Ray Brown’s Great Big Band: I Could Write A Book

Big and meaty big band charts reminiscent of Billy Mays’ days with Sinatra are served up by arranger, conductor, composer and vibes man Ray Brown as he leads his 20 piece big band through a two disc set that covers everything from originals to standards to even some Christmas tunes. Talk about variety!

The first disc is comprised of confident and bright section work by the brass and reeds on pieces like “How About You” , with some hip piano work provided by Eddie Mendenhall on the slinky “Blues For Two Ks”. A fun “The City Medley” is like a musical tour bus, touring through tunes from “Chicago” to “San Francisco” and, of course, “New York”. Some nice bopping sax work by Mary Fettig and Charlie McCarthy digs in deep on a hard driving “The Fugue/Airegin”. Hold on tight!

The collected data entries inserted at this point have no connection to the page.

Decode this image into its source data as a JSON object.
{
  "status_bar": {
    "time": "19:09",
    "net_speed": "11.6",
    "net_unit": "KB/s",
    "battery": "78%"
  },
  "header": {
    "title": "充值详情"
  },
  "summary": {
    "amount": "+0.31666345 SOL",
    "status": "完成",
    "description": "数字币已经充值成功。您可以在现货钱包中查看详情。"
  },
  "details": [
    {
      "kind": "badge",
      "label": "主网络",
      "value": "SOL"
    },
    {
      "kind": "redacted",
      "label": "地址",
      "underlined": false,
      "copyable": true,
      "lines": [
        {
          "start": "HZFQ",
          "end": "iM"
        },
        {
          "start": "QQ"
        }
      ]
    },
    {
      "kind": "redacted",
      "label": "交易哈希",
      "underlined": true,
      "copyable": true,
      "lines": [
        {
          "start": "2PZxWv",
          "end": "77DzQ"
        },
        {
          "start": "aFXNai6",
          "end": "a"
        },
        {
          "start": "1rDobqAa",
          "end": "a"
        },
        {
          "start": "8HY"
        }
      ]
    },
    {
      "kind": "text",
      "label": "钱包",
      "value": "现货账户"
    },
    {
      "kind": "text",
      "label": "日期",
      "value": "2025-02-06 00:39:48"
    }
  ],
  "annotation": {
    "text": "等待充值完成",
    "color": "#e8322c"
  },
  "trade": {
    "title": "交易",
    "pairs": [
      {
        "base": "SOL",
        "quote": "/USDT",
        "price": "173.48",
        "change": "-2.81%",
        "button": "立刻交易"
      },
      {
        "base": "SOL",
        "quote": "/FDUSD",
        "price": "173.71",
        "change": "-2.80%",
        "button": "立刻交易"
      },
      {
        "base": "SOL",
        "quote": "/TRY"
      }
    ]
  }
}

The second discs has a clever samba’d read of “ It Might As Well Be Spring”, with Brown himself hammering away on the easy swing of “Stella By Starlight” , with John Gove’s trombone nice and velvety for “If I Should Lose You”. For the Christmas cheer, the horns are gracefully elegiac on “Have Yourself A Merry Little Christmas”, and Don Becks piano taps into Vince Guaraldi on a warm “Christmas Time Is Here.” Most tasty is an obscure “A Christmas Love Song” that deserves a second and third listen, , with the sax section doing some tricky work on the sleigh ride of “Jingle Bells”. This is a collection of charts that charm-check it out.